As with most DLNA clients we've tested, audio and pictures are usually a simple, no-frills operation for the device to handle. Video, on the other hand, for having so many file formats, codecs, resolutions, and bitrates can be a more problematic affair. Pioneer, like other TV manufacturers, has tried to cover all the bases in terms of what video formats it can process. While that number may look impressive on paper, the Kuro's Home Media Gallery had a hard time streaming video as well as an Xbox 360 or PS3, the two best media clients on the market right now.

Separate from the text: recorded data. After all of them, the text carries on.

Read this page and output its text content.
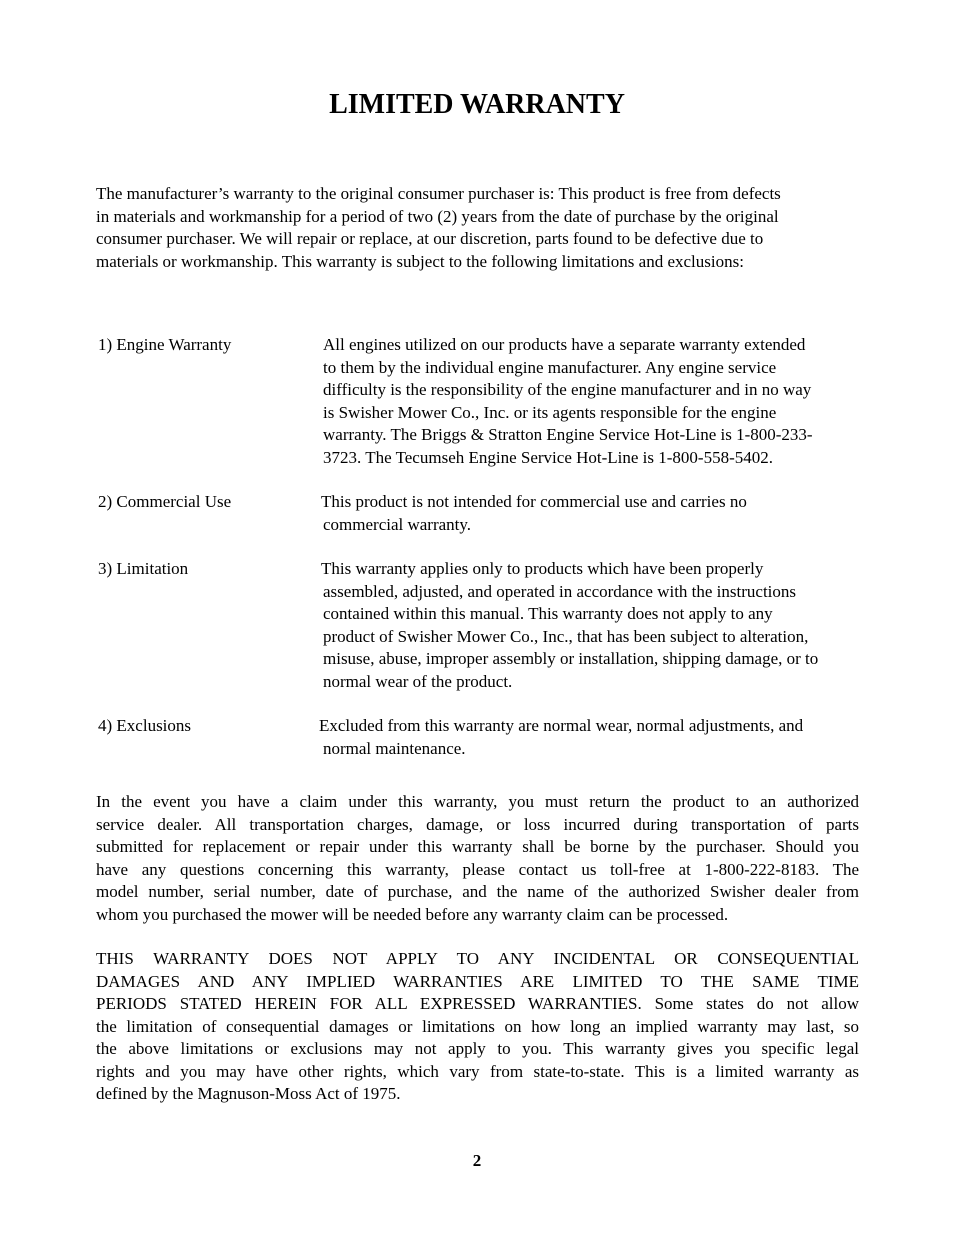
LIMITED WARRANTY
The manufacturer’s warranty to the original consumer purchaser is: This product is free from defects
in materials and workmanship for a period of two (2) years from the date of purchase by the original
consumer purchaser. We will repair or replace, at our discretion, parts found to be defective due to
materials or workmanship. This warranty is subject to the following limitations and exclusions:
1) Engine Warranty	All engines utilized on our products have a separate warranty extended
to them by the individual engine manufacturer. Any engine service
difficulty is the responsibility of the engine manufacturer and in no way
is Swisher Mower Co., Inc. or its agents responsible for the engine
warranty. The Briggs & Stratton Engine Service Hot-Line is 1-800-233-
3723. The Tecumseh Engine Service Hot-Line is 1-800-558-5402.
2) Commercial Use	This product is not intended for commercial use and carries no
commercial warranty.
3) Limitation	This warranty applies only to products which have been properly
assembled, adjusted, and operated in accordance with the instructions
contained within this manual. This warranty does not apply to any
product of Swisher Mower Co., Inc., that has been subject to alteration,
misuse, abuse, improper assembly or installation, shipping damage, or to
normal wear of the product.
4) Exclusions	Excluded from this warranty are normal wear, normal adjustments, and
normal maintenance.
In the event you have a claim under this warranty, you must return the product to an authorized
service dealer. All transportation charges, damage, or loss incurred during transportation of parts
submitted for replacement or repair under this warranty shall be borne by the purchaser. Should you
have any questions concerning this warranty, please contact us toll-free at 1-800-222-8183. The
model number, serial number, date of purchase, and the name of the authorized Swisher dealer from
whom you purchased the mower will be needed before any warranty claim can be processed.
THIS WARRANTY DOES NOT APPLY TO ANY INCIDENTAL OR CONSEQUENTIAL
DAMAGES AND ANY IMPLIED WARRANTIES ARE LIMITED TO THE SAME TIME
PERIODS STATED HEREIN FOR ALL EXPRESSED WARRANTIES. Some states do not allow
the limitation of consequential damages or limitations on how long an implied warranty may last, so
the above limitations or exclusions may not apply to you. This warranty gives you specific legal
rights and you may have other rights, which vary from state-to-state. This is a limited warranty as
defined by the Magnuson-Moss Act of 1975.
2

Yes, the Pioneer was able to stream WMA and MPEG 1 and 2 videos with acceptable video quality, but don't expect a pristine, high-definition picture. In our tests, we were able to play every video codec that Pioneer claims it supports; we were, however, miffed that the instruction manual did not state what video resolutions and bitrates are supported. A 720x576 Lost MPEG-2 trailer played fine; a 1280x720 video of the same content did not. For the average user, testing and retesting what resolutions and codec versions are supported will undoubtedly be an irksome experience. There was, in addition, a very noticeable amount of latency when we selected and played back a video--again, an indication of an underpowered processor. For example: When we played a clip from the film Happy Feet, it took longer on the Pioneer than the Xbox 360 for the stream to initialize. There was always the occasional juddering of the sound and video when we paused and replayed the video. As noted earlier, we tested our video playback over a wired CAT-5 Ethernet network, and our video playback compatibility fared better on the Xbox 360. Of course, it's not completely equitable to compare the built-in media streaming on the PDP-5020FD to a much more powerful device like the Xbox 360, but it does indicate that if you're serious about streaming media, you'll want to get a dedicated streaming device.
It's unfortunate that the Pioneer set doesn't support the DivX or XviD codec (especially for a television at this price point), some of most common video codecs utilized for video playback today. We also weren't able to fast-forward, skip chapters, or rewind our videos on all the videos formats we tested--probably, again like its processing power, because the television lacked the needed buffer memory to allow such functions.
Overall, we liked how Pioneer chose to keep its system clean and simple. We also have to mention that the television comes with a USB input, and you can access audio, photos, and videos stored on a USB memory stick. If you don't have the need for an Xbox 360 or PS3, and you're not into yoga or watching YouTube videos in the family room (the latter which you can already do with TVersity anyway), Pioneer provides a capable solution for family vacation photo slide shows and those endearing low-res video moments starring your pooch.